A Wal-Mart spokesman, Bill Wertz, said the company has “a very strict policy to pay our own associates for every minute they work.” A manager found to have violated the policy by not paying someone for overtime or breaks “would be subject to disciplinary action, including dismissal,” he said.


Four of the 10 Global Compact principles deal with labor standards, including one calling for recognition of the right to collective bargaining. Wal-Mart shut a Quebec store in April after it became the company’s first North American outlet to be unionized. The company said the store was unprofitable and the closure had nothing to do with the union.


The head of global warming policy at the U.S. offices of the environmental group Greenpeace, Kert Davies, says the U.N. shouldn’t have $275 million invested in Exxon Mobil, the world’s biggest publicly traded oil producer. Irving, Texas-based Exxon has been fighting the Kyoto Protocol, a U.N. treaty mandating reductions in emissions of “greenhouse gases” linked to global warming. The Global Compact calls for a “precautionary approach to environmental challenges.”


“It is ironic, to say the least, that a company that is this active working against one of the major U.N. treaties is this heavily invested by U.N. employees,” Mr. Davies says.

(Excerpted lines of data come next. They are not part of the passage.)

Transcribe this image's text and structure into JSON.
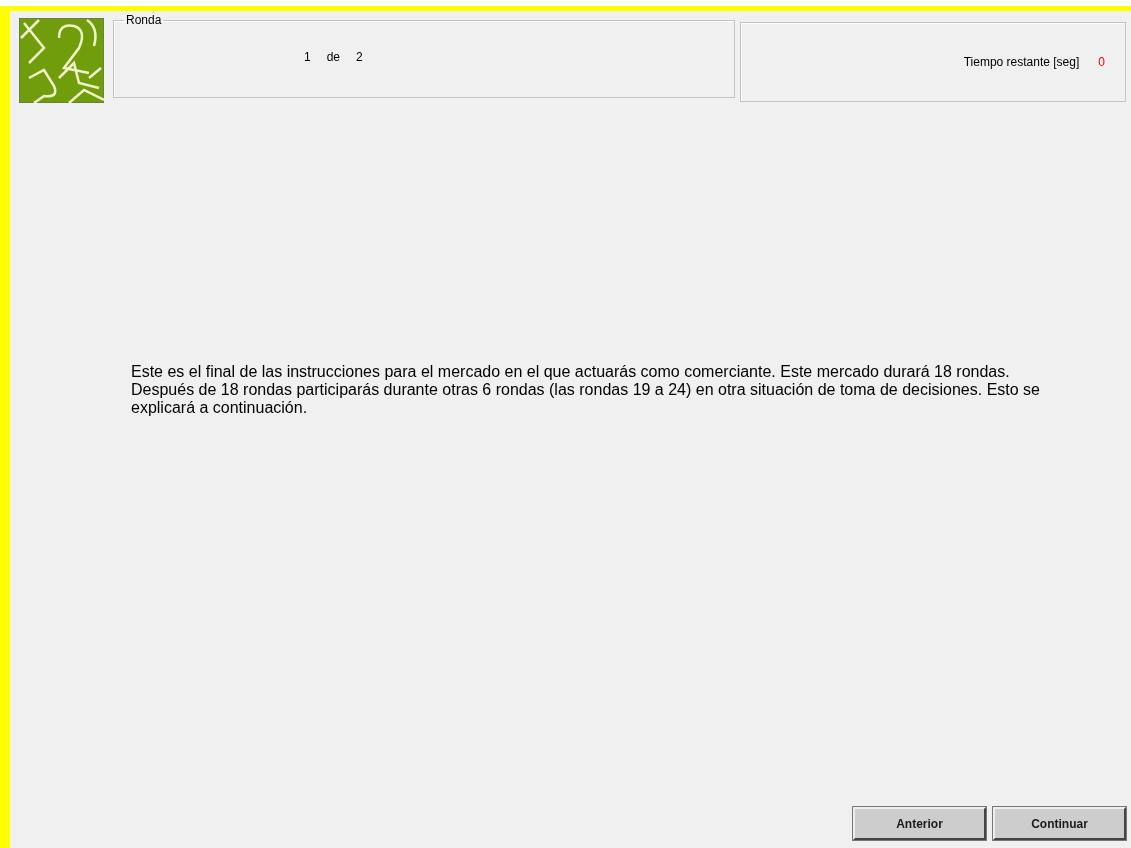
{
  "round_panel": {
    "title": "Ronda",
    "current": "1",
    "separator": "de",
    "total": "2"
  },
  "timer_panel": {
    "label": "Tiempo restante [seg]",
    "value": "0"
  },
  "instructions": "Este es el final de las instrucciones para el mercado en el que actuarás como comerciante. Este mercado durará 18 rondas. Después de 18 rondas participarás durante otras 6 rondas (las rondas 19 a 24) en otra situación de toma de decisiones. Esto se explicará a continuación.",
  "buttons": [
    "Anterior",
    "Continuar"
  ]
}
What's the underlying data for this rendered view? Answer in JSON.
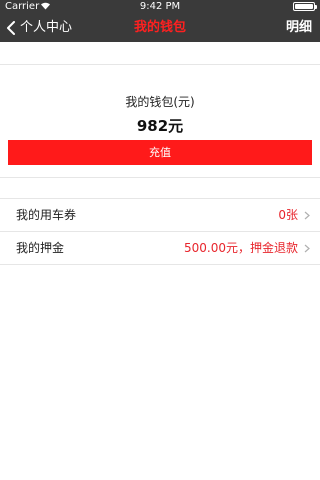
{
  "status_bar": {
    "carrier": "Carrier",
    "time": "9:42 PM",
    "battery_level": 1.0
  },
  "nav": {
    "back_label": "个人中心",
    "title": "我的钱包",
    "right_label": "明细"
  },
  "wallet": {
    "label": "我的钱包(元)",
    "amount": "982元",
    "recharge_label": "充值"
  },
  "list": [
    {
      "label": "我的用车券",
      "value": "0张"
    },
    {
      "label": "我的押金",
      "value": "500.00元，押金退款"
    }
  ],
  "colors": {
    "header_bg": "#3a3a3a",
    "accent_red": "#ff1a1a",
    "value_red": "#e8262d"
  },
  "icons": {
    "back": "chevron-left-icon",
    "row_arrow": "chevron-right-icon",
    "wifi": "wifi-icon",
    "battery": "battery-icon"
  }
}
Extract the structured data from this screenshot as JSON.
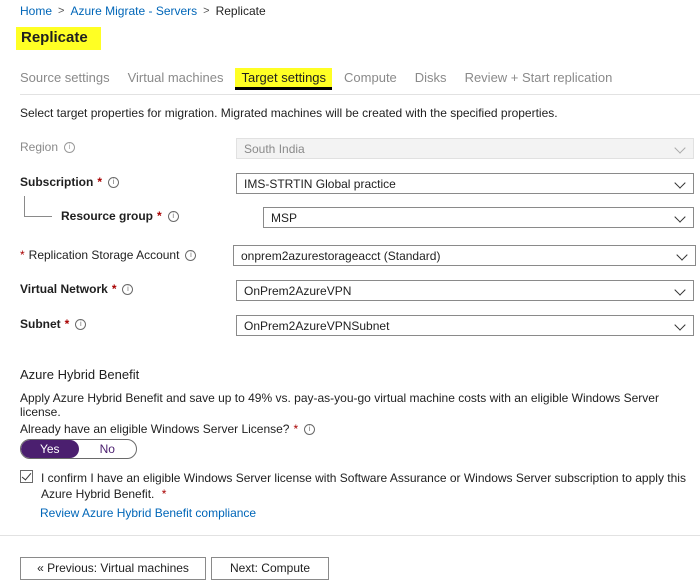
{
  "breadcrumb": {
    "items": [
      "Home",
      "Azure Migrate - Servers",
      "Replicate"
    ],
    "separator": ">"
  },
  "page": {
    "title": "Replicate",
    "highlight_color": "#ffff24"
  },
  "tabs": [
    {
      "label": "Source settings",
      "active": false
    },
    {
      "label": "Virtual machines",
      "active": false
    },
    {
      "label": "Target settings",
      "active": true
    },
    {
      "label": "Compute",
      "active": false
    },
    {
      "label": "Disks",
      "active": false
    },
    {
      "label": "Review + Start replication",
      "active": false
    }
  ],
  "description": "Select target properties for migration. Migrated machines will be created with the specified properties.",
  "form": {
    "region": {
      "label": "Region",
      "value": "South India",
      "disabled": true
    },
    "subscription": {
      "label": "Subscription",
      "required": "*",
      "value": "IMS-STRTIN Global practice"
    },
    "resource_group": {
      "label": "Resource group",
      "required": "*",
      "value": "MSP"
    },
    "storage_account": {
      "label": "Replication Storage Account",
      "required": "*",
      "value": "onprem2azurestorageacct (Standard)"
    },
    "virtual_network": {
      "label": "Virtual Network",
      "required": "*",
      "value": "OnPrem2AzureVPN"
    },
    "subnet": {
      "label": "Subnet",
      "required": "*",
      "value": "OnPrem2AzureVPNSubnet"
    }
  },
  "hybrid": {
    "title": "Azure Hybrid Benefit",
    "description": "Apply Azure Hybrid Benefit and save up to 49% vs. pay-as-you-go virtual machine costs with an eligible Windows Server license.",
    "question": "Already have an eligible Windows Server License?",
    "question_required": "*",
    "toggle": {
      "yes": "Yes",
      "no": "No",
      "selected": "Yes"
    },
    "confirm_text": "I confirm I have an eligible Windows Server license with Software Assurance  or Windows Server subscription to apply this Azure Hybrid Benefit.",
    "confirm_required": "*",
    "confirm_checked": true,
    "compliance_link": "Review Azure Hybrid Benefit compliance"
  },
  "footer": {
    "previous_label": "« Previous: Virtual machines",
    "next_label": "Next: Compute"
  },
  "colors": {
    "accent_purple": "#4b1f6f",
    "link_blue": "#0066b8",
    "required_red": "#a80000"
  },
  "icons": {
    "info": "info-icon",
    "dropdown": "chevron-down-icon",
    "check": "checkmark-icon"
  }
}
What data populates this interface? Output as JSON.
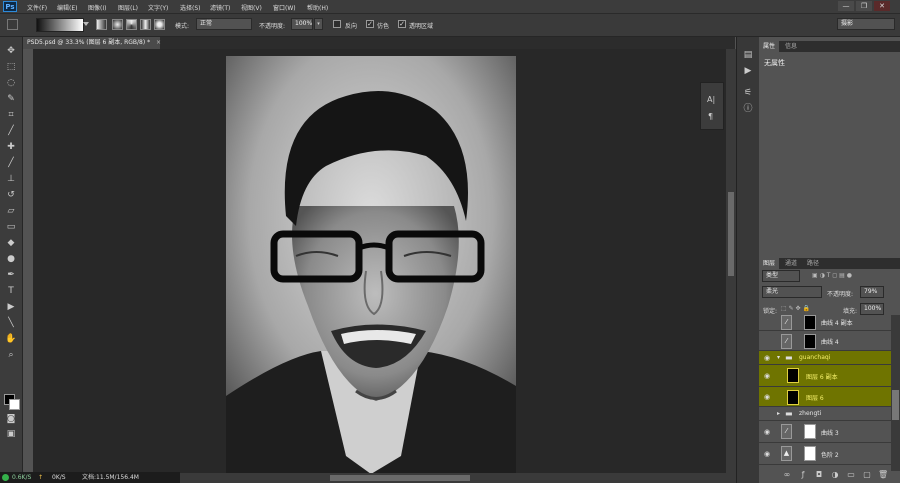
{
  "app": {
    "logo": "Ps"
  },
  "menu": [
    "文件(F)",
    "编辑(E)",
    "图像(I)",
    "图层(L)",
    "文字(Y)",
    "选择(S)",
    "滤镜(T)",
    "视图(V)",
    "窗口(W)",
    "帮助(H)"
  ],
  "window_controls": [
    "—",
    "❐",
    "✕"
  ],
  "options": {
    "mode_label": "模式:",
    "mode_value": "正常",
    "opacity_label": "不透明度:",
    "opacity_value": "100%",
    "reverse_label": "反向",
    "dither_label": "仿色",
    "transparency_label": "透明区域",
    "workspace_value": "摄影"
  },
  "document": {
    "tab_title": "PSD5.psd @ 33.3% (图层 6 副本, RGB/8) *",
    "close": "×"
  },
  "status": {
    "upload": "0.6K/S",
    "download": "0K/S",
    "doc_info": "文档:11.5M/156.4M"
  },
  "mini_palette": [
    "A|",
    "¶"
  ],
  "properties": {
    "tabs": [
      "属性",
      "信息"
    ],
    "content": "无属性"
  },
  "layers_panel": {
    "tabs": [
      "图层",
      "通道",
      "路径"
    ],
    "filter_kind": "类型",
    "blend_mode": "柔光",
    "opacity_label": "不透明度:",
    "opacity_value": "79%",
    "lock_label": "锁定:",
    "fill_label": "填充:",
    "fill_value": "100%",
    "layers": [
      {
        "name": "曲线 4 副本",
        "visible": false,
        "selected": false,
        "kind": "adjustment"
      },
      {
        "name": "曲线 4",
        "visible": false,
        "selected": false,
        "kind": "adjustment"
      },
      {
        "name": "guanchaqi",
        "visible": true,
        "selected": true,
        "kind": "group-open"
      },
      {
        "name": "图层 6 副本",
        "visible": true,
        "selected": true,
        "kind": "pixel"
      },
      {
        "name": "图层 6",
        "visible": true,
        "selected": true,
        "kind": "pixel"
      },
      {
        "name": "zhengti",
        "visible": false,
        "selected": false,
        "kind": "group-closed"
      },
      {
        "name": "曲线 3",
        "visible": true,
        "selected": false,
        "kind": "adjustment"
      },
      {
        "name": "色阶 2",
        "visible": true,
        "selected": false,
        "kind": "levels"
      }
    ]
  },
  "colors": {
    "selection": "#6f7400",
    "selection_text": "#f5f06a",
    "accent": "#2d8ad9"
  }
}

An Exxon spokesman, David Gardner, says the company’s opposition to the Kyoto Protocol “does not equate to a lack of concern about the environment.” He calls Exxon a “leader in advancing state-of-the-art pollution control technologies.”


Two companies in the portfolio – London-based Anglo American, the world’s second-biggest mining company, and Brussels-based Fortis, Belgium’s biggest financial-services company – were involved with rebel groups in the Democratic Republic of the Congo who were stealing the country’s diamonds, gold, and other natural resources, according to a 2002 report by a U.N. panel monitoring sanctions on the country.


Fund managers and rights advocates, citing violations of internationally accepted environmental, labor, and ethics standards, also questioned the portfolio inclusion of Archer Daniels Midland, Newmont Mining, and Phelps Dodge. Phoenix-based Phelps Dodge, the world’s second-biggest copper producer, paid $1.4 million in fines last year for what the Environmental Protection Agency said was the illegal discharge of 1,000 tons of sulfur dioxide at the site of an Arizona mine.


The Global Compact’s director, Georg Kell, says the United Nations can’t make investment decisions based on accusations and lawsuits filed against a company and must consider the sensitivities of all 191 member governments.


“For example, tobacco is a livelihood in many developing countries,” Mr. Kell says. “Many socially responsible investment funds are based on ethical orientations that are culturally oriented.”